CNN, The Independent, Daily Mail.com et d’autres organes de presse du monde entier ont également couvert la récente étude de Gunz et al. Le cervelet est un sujet tendance en neuroscience. Basé sur la vague de couverture, il semble que le “petit cerveau” est sur le point de devenir un chouchou des médias.

Plus tôt cette année, j’ai écrit un article sur Psychology Today intitulé «L’évolution de la forme du cerveau humain moderne liée aux lobes pariétaux et au cervelet», tiré d’une autre étude (2018) réalisée par Gunz et ses collègues du Département de l’évolution humaine de l’Institut Max Planck de Londres. Anthropologie évolutive.

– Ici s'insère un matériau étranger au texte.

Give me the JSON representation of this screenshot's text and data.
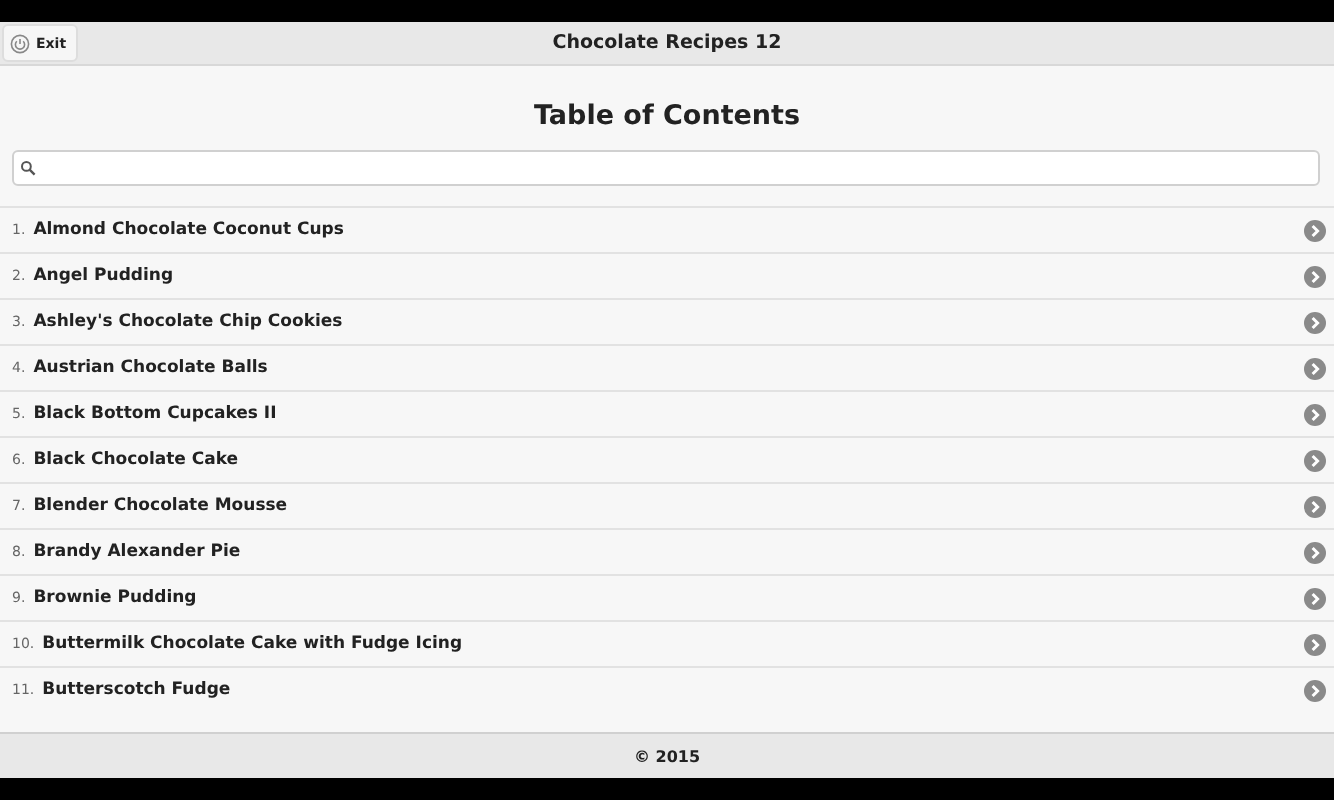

Ce document, «L’évolution de la forme du cerveau humain», rapportait que les crânes humains modernes devenaient plus globulaires que le crâne allongé en forme de ballon de rugby en raison de l’expansion rapide des lobes pariétaux et du renflement du cervelet. Les humains modernes ont un casse-tête de forme globulaire, avec une fosse crânienne postérieure plus arrondie et élargie à l’arrière du crâne qui abrite le cervelet et un os pariétal plus gros, comme le montre le graphique ci-dessous.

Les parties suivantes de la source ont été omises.